HOSTNAME = socket.gethostname().split('.')[0]

def db_connect():
    return psycopg2.connect(host=DB_HOST,
                            port=DB_PORT,
                            dbname=DB_NAME,
                            user=DB_USER,
                            password=DB_PASS)

def phobos_drive_list():
    drivelist = None
    conn = db_connect()
    try:
        cur = conn.cursor()
        try:
            cur.execute("select id, path from device where family='tape' and host='%s';" % HOSTNAME)
            drivelist = cur.fetchall()
        except psycopg2.Error as err:
            logging.error(err)
        finally:
            cur.close()
    finally:
        conn.close()
    return drivelist

class LTFSHandler(EventHandler):

   def __init__(self, num_devices):
       EventHandler.__init__(self)
       self.done = 0
       self.num_devices = num_devices
       self._promptfmt = '[%d/%d] '

   @property
   def prompt(self):
       return self._promptfmt % (self.done, self.num_devices)

   def ev_read(self, worker, node, sname, msg):
       print("%s%s: %s" % (self.prompt, node, msg.decode()))

   def ev_hup(self, worker, node, rc):
       self.done += 1
       if rc > 1:
           print("%s%s: returned with error code \033[91m%s\033[0m" % (self.prompt, node, rc))
       else:
           print("%s%s: returned with error code %s" % (self.prompt, node, rc))

def _init_argparser():
    parser = argparse.ArgumentParser()
    return parser.parse_args()

def main():
    """Entry point for the oak_md_bot script."""
    pargs = _init_argparser()
    drivelist = phobos_drive_list()
    num_devices = 0
    if drivelist:
        print("Found %d drives:" % len(drivelist))
        for driveid, drivepath in drivelist:
            print("  %10s at %10s [%s]" % (driveid, drivepath, "OK" if os.path.exists(drivepath) else "PATH NOT FOUND"))
            num_devices += 1

        task = task_self()
        task.set_default("stderr", False) # merge stdout and stderr as ltfsck outputs to stderr
        task.set_default("stdout_msgtree", False)
        task.set_default("stderr_msgtree", False)
        eh = LTFSHandler(num_devices)

        for driveid, drivepath in drivelist:
            if os.path.exists(drivepath):
                realst = os.path.basename(os.path.realpath(drivepath))
                tapedev = SASTapeDevice(sysfs.node('class').node('scsi_tape') \
                                        .node(realst).node('device'))

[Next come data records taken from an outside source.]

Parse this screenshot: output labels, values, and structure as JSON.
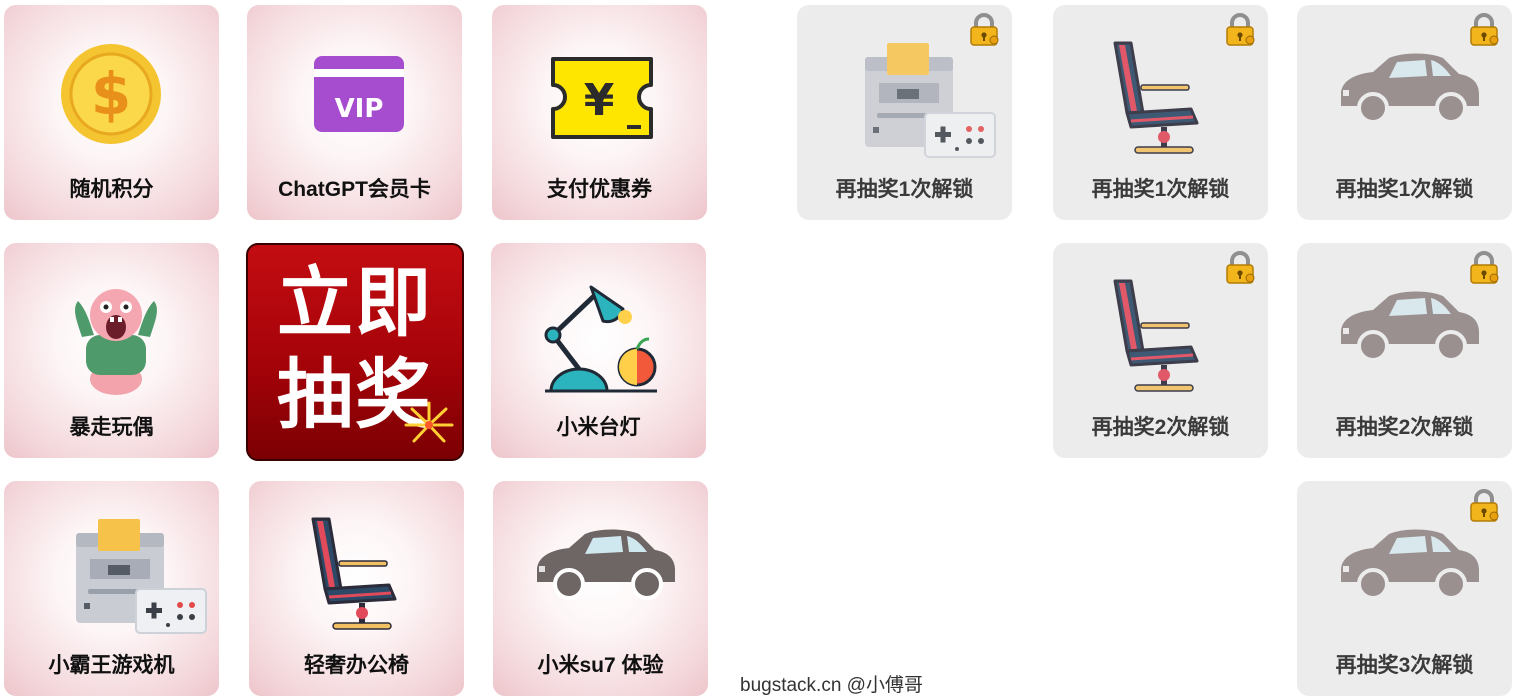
{
  "prizes": [
    {
      "label": "随机积分",
      "icon": "gold-coin-icon"
    },
    {
      "label": "ChatGPT会员卡",
      "icon": "vip-card-icon"
    },
    {
      "label": "支付优惠券",
      "icon": "yen-coupon-icon"
    },
    {
      "label": "暴走玩偶",
      "icon": "monster-doll-icon"
    },
    {
      "label": "小米台灯",
      "icon": "desk-lamp-icon"
    },
    {
      "label": "小霸王游戏机",
      "icon": "game-console-icon"
    },
    {
      "label": "轻奢办公椅",
      "icon": "office-chair-icon"
    },
    {
      "label": "小米su7 体验",
      "icon": "car-icon"
    }
  ],
  "draw_button": {
    "line1": "立即",
    "line2": "抽奖",
    "icon": "fireworks-icon"
  },
  "locked": [
    {
      "label": "再抽奖1次解锁",
      "icon": "game-console-icon"
    },
    {
      "label": "再抽奖1次解锁",
      "icon": "office-chair-icon"
    },
    {
      "label": "再抽奖1次解锁",
      "icon": "car-icon"
    },
    {
      "label": "再抽奖2次解锁",
      "icon": "office-chair-icon"
    },
    {
      "label": "再抽奖2次解锁",
      "icon": "car-icon"
    },
    {
      "label": "再抽奖3次解锁",
      "icon": "car-icon"
    }
  ],
  "footer": "bugstack.cn @小傅哥",
  "colors": {
    "prize_bg": "#f3d6da",
    "locked_bg": "#ececec",
    "draw_red": "#a50309"
  }
}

                sg_name = tapedev.scsi_device.scsi_generic.sg_name
                task.shell("ltfs -o devname=/dev/%s -o release_device" % sg_name,
                           key="%s(%s)" % (driveid, sg_name),
                           handler=eh)
        task.run()
    else:
        print("No drives found! Aborting.")

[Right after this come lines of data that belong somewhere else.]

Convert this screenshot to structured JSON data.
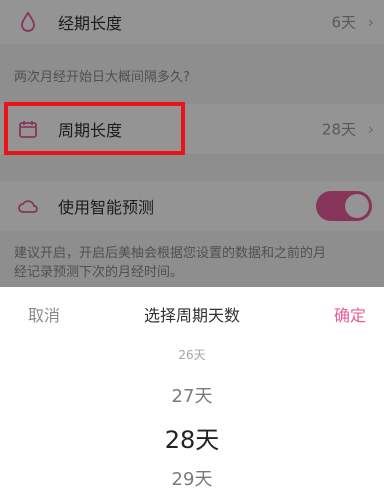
{
  "settings": {
    "period_length": {
      "label": "经期长度",
      "value": "6天",
      "icon": "drop-icon"
    },
    "section_question": "两次月经开始日大概间隔多久?",
    "cycle_length": {
      "label": "周期长度",
      "value": "28天",
      "icon": "calendar-icon"
    },
    "smart_prediction": {
      "label": "使用智能预测",
      "icon": "cloud-icon",
      "enabled": true
    },
    "prediction_note_line1": "建议开启，开启后美柚会根据您设置的数据和之前的月",
    "prediction_note_line2": "经记录预测下次的月经时间。"
  },
  "picker": {
    "cancel": "取消",
    "title": "选择周期天数",
    "confirm": "确定",
    "options": [
      "26天",
      "27天",
      "28天",
      "29天"
    ],
    "selected": "28天"
  },
  "colors": {
    "accent": "#e85a9c",
    "highlight": "#e8141a"
  }
}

if __name__ == '__main__':
    main()
patlucas commented 1 month ago

Thanks Stéphane for all these details.

We are adding a "phobos drive release" command to the phobos cli to execute the "ltfs -o release_device" action. The corresponding patch is currently in review.

When we try to reproduce your problem, we see that when the phobosd crashes (without stopping correctly and without umounting its loaded tapes), we need to manually remove the "ltfs lock" to allow an other host to use the drive. But we don't test if this ltfs lock also block the same phobosd host to restart and reuse this drive. We will test it. If it is the case, we will see if we need to integrate this "ltfs release lock" to the start of the phobosd daemon (as we already currently manage existing phobos lock into the DSS when a phobosd starts).

One detail to finish, into your service script, do not hesitate to use as much possible integrated phobos commands instead of looking to the phobos DSS . For example, to list existing drive, you can use the "phobos drive list" command instead of requesting the DSS.